Sebbene gli interventi non siano rivoluzionari, delineano un quadro di continuità e potenziamento delle misure esistenti. Per il 2025, sono stati stanziati circa 30 miliardi di euro, con una parte significativa destinata al sistema pensionistico. Tra le principali novità, il governo conferma la volontà di mantenere le opzioni già in vigore, come Opzione Donna, Quota 103 e Ape Sociale, cercando al contempo di incentivare i lavoratori che potrebbero andare in pensione a rimanere nel mercato del lavoro.
Quota 103 e Ape Sociale: strumenti di continuità
Quota 103 permette di andare in pensione con almeno 62 anni di età e 41 anni di contributi e rimane invariata. Tuttavia, la sua applicazione non ha riscosso il successo sperato, forse a causa della rigidità dei requisiti richiesti. L’Ape Sociale, un’altra opzione per il prepensionamento destinata a lavoratori in condizioni di difficoltà, è stata rifinanziata per il 2025 con un incremento progressivo delle risorse fino al 2028. Questo strumento, che offre un’indennità fino al raggiungimento dell’età pensionabile, rappresenta un’ancora di salvezza per chi si trova in situazioni lavorative particolarmente gravose.
Opzione Donna, un meccanismo che consente alle lavoratrici di andare in pensione anticipata accettando un ricalcolo contributivo meno vantaggioso, continua anch’essa senza modifiche sostanziali. Tuttavia, il governo intende sostenere ulteriormente questa misura, considerando l’importanza di garantire flessibilità alle donne, spesso costrette a conciliare vita lavorativa e familiare.

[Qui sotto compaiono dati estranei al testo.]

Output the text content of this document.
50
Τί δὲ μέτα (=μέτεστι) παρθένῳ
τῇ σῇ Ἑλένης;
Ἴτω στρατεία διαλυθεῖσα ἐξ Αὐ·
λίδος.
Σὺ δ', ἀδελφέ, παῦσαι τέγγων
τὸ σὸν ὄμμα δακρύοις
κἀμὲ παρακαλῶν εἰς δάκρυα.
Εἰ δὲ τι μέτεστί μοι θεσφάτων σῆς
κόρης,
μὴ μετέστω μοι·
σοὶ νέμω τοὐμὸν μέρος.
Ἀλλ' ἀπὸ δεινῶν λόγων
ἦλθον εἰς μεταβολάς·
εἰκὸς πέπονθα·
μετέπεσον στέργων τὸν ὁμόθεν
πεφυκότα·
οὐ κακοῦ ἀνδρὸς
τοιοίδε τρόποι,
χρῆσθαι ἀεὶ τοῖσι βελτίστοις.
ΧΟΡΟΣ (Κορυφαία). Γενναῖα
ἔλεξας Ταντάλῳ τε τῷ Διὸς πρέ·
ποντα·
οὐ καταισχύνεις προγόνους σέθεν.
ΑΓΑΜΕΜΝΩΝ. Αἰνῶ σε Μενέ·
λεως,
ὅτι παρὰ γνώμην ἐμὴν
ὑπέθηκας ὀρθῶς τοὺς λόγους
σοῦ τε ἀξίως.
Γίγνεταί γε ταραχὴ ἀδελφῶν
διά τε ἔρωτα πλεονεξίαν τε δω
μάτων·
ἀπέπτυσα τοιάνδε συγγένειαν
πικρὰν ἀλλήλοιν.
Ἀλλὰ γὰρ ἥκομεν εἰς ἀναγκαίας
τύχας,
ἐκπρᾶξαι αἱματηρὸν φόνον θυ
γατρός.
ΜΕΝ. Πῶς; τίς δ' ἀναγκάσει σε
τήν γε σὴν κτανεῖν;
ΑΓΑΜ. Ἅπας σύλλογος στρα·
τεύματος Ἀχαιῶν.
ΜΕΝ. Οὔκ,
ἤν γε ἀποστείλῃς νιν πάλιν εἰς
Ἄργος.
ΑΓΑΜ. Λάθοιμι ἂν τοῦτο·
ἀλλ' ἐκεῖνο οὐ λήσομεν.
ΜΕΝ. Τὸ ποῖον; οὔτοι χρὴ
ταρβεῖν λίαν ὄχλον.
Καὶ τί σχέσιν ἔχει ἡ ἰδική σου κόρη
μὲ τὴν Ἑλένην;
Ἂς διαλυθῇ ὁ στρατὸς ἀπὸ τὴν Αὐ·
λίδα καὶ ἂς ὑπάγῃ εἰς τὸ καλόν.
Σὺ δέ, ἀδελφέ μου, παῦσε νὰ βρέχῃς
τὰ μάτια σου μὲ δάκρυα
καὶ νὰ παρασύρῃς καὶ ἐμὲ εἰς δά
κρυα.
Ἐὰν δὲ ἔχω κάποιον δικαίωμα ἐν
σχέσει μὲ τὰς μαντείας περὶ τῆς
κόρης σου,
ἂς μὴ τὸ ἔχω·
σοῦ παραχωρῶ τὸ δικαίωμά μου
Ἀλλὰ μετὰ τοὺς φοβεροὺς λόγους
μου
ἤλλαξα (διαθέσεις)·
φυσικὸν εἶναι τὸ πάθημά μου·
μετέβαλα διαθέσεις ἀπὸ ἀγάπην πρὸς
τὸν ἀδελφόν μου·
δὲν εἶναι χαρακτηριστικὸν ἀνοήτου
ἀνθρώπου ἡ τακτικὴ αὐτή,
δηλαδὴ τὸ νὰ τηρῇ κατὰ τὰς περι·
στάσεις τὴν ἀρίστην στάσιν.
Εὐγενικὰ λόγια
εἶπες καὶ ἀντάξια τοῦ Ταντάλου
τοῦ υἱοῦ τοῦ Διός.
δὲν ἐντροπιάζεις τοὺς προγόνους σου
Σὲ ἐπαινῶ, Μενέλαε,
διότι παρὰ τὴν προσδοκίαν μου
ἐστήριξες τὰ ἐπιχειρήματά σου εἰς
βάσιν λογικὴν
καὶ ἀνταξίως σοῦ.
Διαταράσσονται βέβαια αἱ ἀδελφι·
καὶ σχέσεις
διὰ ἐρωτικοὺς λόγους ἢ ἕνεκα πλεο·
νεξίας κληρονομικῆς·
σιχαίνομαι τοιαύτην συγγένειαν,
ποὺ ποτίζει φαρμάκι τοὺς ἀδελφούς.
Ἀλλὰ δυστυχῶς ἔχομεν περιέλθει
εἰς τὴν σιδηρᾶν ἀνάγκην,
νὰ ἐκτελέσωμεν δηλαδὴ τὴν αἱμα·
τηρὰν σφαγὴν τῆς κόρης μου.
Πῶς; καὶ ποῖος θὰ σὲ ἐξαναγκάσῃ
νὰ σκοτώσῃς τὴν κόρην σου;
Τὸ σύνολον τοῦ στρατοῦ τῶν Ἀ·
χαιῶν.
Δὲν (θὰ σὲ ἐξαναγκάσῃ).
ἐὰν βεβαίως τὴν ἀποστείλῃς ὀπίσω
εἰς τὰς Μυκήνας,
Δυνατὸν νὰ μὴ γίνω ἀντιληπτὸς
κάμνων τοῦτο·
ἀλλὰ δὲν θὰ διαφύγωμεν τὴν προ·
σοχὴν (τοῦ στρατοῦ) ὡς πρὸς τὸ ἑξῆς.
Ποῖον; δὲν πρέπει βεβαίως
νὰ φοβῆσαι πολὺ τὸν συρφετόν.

Un punto chiave della manovra riguarda l’incentivazione del proseguimento dell’attività lavorativa per coloro che hanno raggiunto i requisiti pensionistici. Il sistema introdotto è simile al bonus Maroni, offrendo ai lavoratori pubblici e privati un riaccredito del 9,19% della contribuzione se decidono di continuare a lavorare. Questa misura potrebbe essere estesa anche a chi ha maturato 42 anni e 10 mesi di contributi, indipendentemente dall’età, permettendo così un prolungamento della vita lavorativa con un incremento salariale. Per i dipendenti pubblici, si sta valutando la possibilità di proseguire l’attività lavorativa fino ai 70 anni, offrendo uno strumento di flessibilità in più.
Silenzio-assenso e previdenza complementare
In aggiunta, è in discussione un nuovo round di “silenzio-assenso” per il conferimento del Tfr ai fondi previdenziali per chi non ha espresso una scelta esplicita, un modo per rafforzare l’adesione ai fondi di previdenza complementare, offrendo una maggiore sicurezza economica nella fase post-lavorativa.
Nonostante queste misure, non sembra esserci spazio, almeno per ora, per un incremento delle pensioni minime. L’assegno attuale, integrato al trattamento minimo, si attesta a 598 euro, con un incremento una tantum previsto per il 2024 che porta la cifra a 621 euro. Tuttavia, il meccanismo di indicizzazione delle pensioni all’inflazione sarà migliorato, tornando al sistema a tre fasce introdotto dalla legge 388 del 2000, per garantire una maggiore equità nei confronti dei pensionati.